Wednesday, January 26, 2011

Forgot

It has been pointed out to me that I forgot a few things in my return to blogging.....My boys are lucky enough to be able to attend the same elementary school Greg and I both did. I have fond memories of HP and even after I left elementary, my mom still taught/teaches there, so our entire family is very familiar with the building. Probably too familiar. One of my sisters required stitches due to a accident while running in the building. My brother broke a window with a friend, and I am sure my littlest sister did something.......I am just not sure at this moment.

D is in 4th grade and has had GREAT teachers at HP. He amazes me each year what he learns and is able to be taught. This year he is lucky enough to be surrounded by two ladies that I love and adore, at least most days!!!! His teacher is a dear friend of mine and our entire family. She loves her classroom, and loves D. She has his best interest at heart and is not afraid to put me in my place if I am over stepping or being a little hard on him. ( I know you are surprised, that I would be hard on him). Ms. B is a great lady all around. She is a wonderful MATH teacher and loves to see her kids "get it". She knows what they need to know and how to teach it to them. One day when D is using math everyday, I know he will look back and Ms. B will be the reason!!!
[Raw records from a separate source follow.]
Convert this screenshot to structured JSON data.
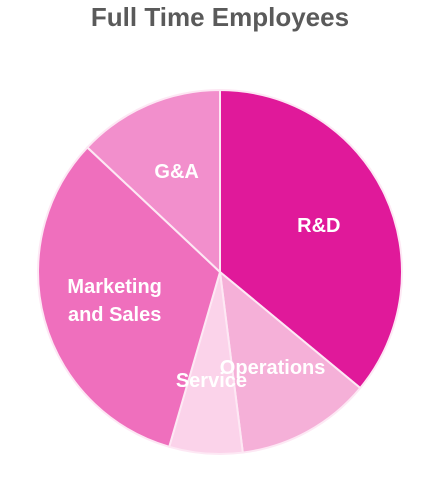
{
  "chart_data": {
    "type": "pie",
    "title": "Full Time Employees",
    "categories": [
      "R&D",
      "Operations",
      "Service",
      "Marketing and Sales",
      "G&A"
    ],
    "values": [
      36,
      12,
      6.5,
      32.5,
      13
    ],
    "colors": [
      "#e0199a",
      "#f5b0d8",
      "#fbd3ea",
      "#ef6fbd",
      "#f28fcc"
    ]
  }
}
D also gets to spend some time in my mom's room. She is the best reading teacher around, and I don't just say that because we are related.....You can ask most people around and they will save the same. D was not sure how he felt about taught by JoJo. He has a hard time separating what is expected in class and getting trouble by his grandmother......But half way through the year, I would not have it any other way.

C.B. is in 2nd grade and we are lucky again. He has a long time friend of mine as a teacher. We are the same age and grew up in Benton together. Many of you know, C.B. is a strong will child, to say it mildly, and I worry each year about his teacher and classroom. I want him to learn and continue to grow BUT I also don't want him to drive a teacher crazy, which I KNOW he is capable of. He has had a great year so far and I know we have Mrs. T to thank for that. She is open to anything that will help C.B. It is like he is the only kid in her class. I know she works extra hard and puts in lots of hours to make me feel so comfortable, and it does not go unnoticed.

Being a teacher is NOT my calling.......But for those special people that do it everyday, I can not thank them enough. They see my boys more hours in the day than me on occasion and knowing they are being loved and cared for AND being taught is a huge weight off my shoulders.

Ladies, I love each of you and can not repay you for the job you do.

Monday, January 24, 2011

Returning to the Blog

Well, I was horrible in 2010 blogging. I was spotty at best, well I am going to try to be better. I often look at other blogs and am very jealous. They look so cute and tell so much....I will probably never be there but I am going to try. And I am going to try to use it more like a journal, and be more about all of our family life and maybe not just about the boys and their craziness, although I know the only reason my sisters look is so that they can see what the boys are up to, and see current pics.....

So far 2011 has been fast and furious. I have friends that are hurting and having to struggle with parents that are sick, I have new, dear friends that are expecting babies, and I have been able to form relationships with new friends that I hope will continue to grow this year.

I spent my days making plans and chasing my boys, and I would not have it any other way. Over the next few weeks, my job maybe in changing in looks, like the days I work. I am some what stressing over the fact that I once again may after to leave before they get up for school and return when it is bedtime, but we will do it, and we will survive. I know God sent me to ACH for many reasons, I have learned SO many things. I have been able to use nursing skills, I did not even know I had. I have made some GREAT friends, that I hope I will have for a lifetime no matter where we work!!!! I have also learned to be more compassionate to parents of children that I take care of. No one ask to be there and they are stressed too, I should have known that, I WAS that parent once.

Greg is working and keeping this family a float. He works hard and probably does not get much in return. But he never complains (at least not to us). He is coaching both boy's basketball teams....Probably more than he wanted but he does great. And I think the boys actually like it, but they are not going to admit it. He is also getting ready for baseball season to start...he coaches C.B. there too.

The boys are of course just running wild. Both are doing great in school. Although they are SO different, they are the reason I get out of bed in the morning. D is mini me in the boy form. We cry reason and carry our feelings on our shoulders and they get hurt easily. C.B. is probably more like my sister Jill than anyone else. He is not scared of much and he is certainly NOT going to tell you if he is, but he loves his MOM and I cherish the moments he climbs in my lap and just hugs me.

Well, I hope this is the beginning of at least being a more productive blogger, and I guess I will add a picture or two just for Ninny!!!